This is the astonishing story of Bess W. Truman and her love for her husband, Harry, as only their daughter could tell it. Bess W. Truman is more than a rare, intimate, and surprising portrait of a famous First Lady, it is also the heartwarming story of an enduing love and a remarkable political partnership. Margaret Truman has been able to draw on her own personal reminiscences and a treasure trove of 1,000 letters from Bess and several hundred from Harry, never before published.
For the first time, Margaret Truman reveals the strong role her mother played in harry Truman's important political decisions -- during his ascent to the Senate, the Vice-Presidency, and to the White House itself. And we see history from the inside out as the lives of Harry and Bess evoke the great events of the Truman era: dropping the atomic bomb on Hiroshima, the stunning upset of Thomas Dewey, the firing of Douglas MacArthur at the height of the Korean War, the vicious McCarthy hearings, and more. Bess W. Truman recreates the human drama of an extraordinary woman and a man who became a beloved American president.

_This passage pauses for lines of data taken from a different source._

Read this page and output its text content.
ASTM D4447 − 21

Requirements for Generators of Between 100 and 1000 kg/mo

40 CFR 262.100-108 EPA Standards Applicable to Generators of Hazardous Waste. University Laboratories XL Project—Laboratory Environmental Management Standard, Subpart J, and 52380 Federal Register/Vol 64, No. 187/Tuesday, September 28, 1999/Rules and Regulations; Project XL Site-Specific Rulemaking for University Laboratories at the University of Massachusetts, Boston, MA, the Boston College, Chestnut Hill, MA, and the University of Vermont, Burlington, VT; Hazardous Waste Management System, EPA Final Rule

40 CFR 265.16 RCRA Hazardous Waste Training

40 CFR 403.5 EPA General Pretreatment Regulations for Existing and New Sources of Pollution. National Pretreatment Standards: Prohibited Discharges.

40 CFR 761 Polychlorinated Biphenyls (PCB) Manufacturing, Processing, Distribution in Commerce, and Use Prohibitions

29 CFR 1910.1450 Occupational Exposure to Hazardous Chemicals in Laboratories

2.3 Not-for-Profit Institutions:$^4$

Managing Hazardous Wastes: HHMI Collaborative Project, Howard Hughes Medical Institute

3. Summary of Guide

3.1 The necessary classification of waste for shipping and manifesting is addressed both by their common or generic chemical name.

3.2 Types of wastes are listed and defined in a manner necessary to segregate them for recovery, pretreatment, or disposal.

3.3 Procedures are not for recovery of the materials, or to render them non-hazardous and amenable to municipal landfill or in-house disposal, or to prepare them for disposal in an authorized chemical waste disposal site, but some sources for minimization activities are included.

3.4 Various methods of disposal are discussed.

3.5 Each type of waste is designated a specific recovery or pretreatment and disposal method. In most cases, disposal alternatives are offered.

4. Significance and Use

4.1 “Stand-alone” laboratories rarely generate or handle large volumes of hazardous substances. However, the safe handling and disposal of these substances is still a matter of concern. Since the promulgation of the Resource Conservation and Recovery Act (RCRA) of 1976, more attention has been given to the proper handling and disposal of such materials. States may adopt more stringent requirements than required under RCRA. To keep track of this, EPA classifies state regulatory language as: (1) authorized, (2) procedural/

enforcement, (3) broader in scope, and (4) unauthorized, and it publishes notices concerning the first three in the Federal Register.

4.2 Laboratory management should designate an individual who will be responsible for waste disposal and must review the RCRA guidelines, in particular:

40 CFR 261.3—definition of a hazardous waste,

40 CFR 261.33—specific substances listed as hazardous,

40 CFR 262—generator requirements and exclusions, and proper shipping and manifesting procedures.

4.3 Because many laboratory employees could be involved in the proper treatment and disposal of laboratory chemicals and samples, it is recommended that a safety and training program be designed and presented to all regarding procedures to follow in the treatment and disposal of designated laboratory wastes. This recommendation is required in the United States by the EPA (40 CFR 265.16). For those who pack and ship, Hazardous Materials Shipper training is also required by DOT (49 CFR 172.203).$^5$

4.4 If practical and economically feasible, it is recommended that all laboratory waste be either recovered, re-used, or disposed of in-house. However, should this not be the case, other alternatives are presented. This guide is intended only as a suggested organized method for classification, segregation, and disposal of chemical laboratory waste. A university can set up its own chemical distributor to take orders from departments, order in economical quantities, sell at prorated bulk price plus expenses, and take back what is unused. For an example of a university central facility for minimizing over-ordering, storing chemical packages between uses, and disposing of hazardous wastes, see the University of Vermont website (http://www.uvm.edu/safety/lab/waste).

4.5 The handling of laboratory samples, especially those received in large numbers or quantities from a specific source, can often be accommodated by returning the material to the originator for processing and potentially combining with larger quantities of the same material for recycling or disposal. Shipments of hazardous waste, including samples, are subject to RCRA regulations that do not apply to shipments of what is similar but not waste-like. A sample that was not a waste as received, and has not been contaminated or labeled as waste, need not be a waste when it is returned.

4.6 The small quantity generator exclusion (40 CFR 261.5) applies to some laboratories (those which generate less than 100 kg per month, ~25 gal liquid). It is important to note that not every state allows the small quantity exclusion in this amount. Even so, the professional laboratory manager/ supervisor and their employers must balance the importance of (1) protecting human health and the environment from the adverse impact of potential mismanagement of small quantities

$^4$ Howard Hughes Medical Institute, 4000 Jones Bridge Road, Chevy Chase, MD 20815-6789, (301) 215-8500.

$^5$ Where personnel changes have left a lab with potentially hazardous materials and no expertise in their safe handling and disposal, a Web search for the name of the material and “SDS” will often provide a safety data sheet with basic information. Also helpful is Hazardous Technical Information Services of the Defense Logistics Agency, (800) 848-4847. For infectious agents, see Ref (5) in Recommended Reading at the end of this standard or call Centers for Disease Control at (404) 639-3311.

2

Margaret Truman was born in Independence, Missouri, the daughter of then-future President and Mrs. Harry S. Truman. She was raised in Independence until 1934 when her father was elected to the U.S. Senate, and she began to split her time between Independence and Washington, D.C. She graduated from private school in 1942, and earned her Associate of Arts degree from George Washington University in 1944, the year her father was elected Vice President. She received her B.A. in History from from George Washington University in 1946. Having been taking voice lessons for seven years, she made her concert debut in 1947, singing over a nationwide radio hookup with the Detroit Symphony Orchestra. She began a series of concert tours that would go on for about six years. She made her first television appearance in 1950 on Ed Sullivan's "Toast of the Town" show. In January 1953 when her father left the White House, she moved to New York City to work more closely with the National Broadcasting Company. She began writing in addition to her broadcasting career, and her first book, Souvenir, Margaret Truman's Own Story, was published in 1956, the same year she married New York Times assistant-editor Clifton Daniel. In February 1965, she became co-host of a daily television program broadcast from Philadelphia. In 1966, she began a daily radio interview program called "Authors in the News." In 1973, she moved with her family to Washington D.C. when her husband became chief of the New York Times Washington bureau. In 1977, her husband retred and they moved back to New York City.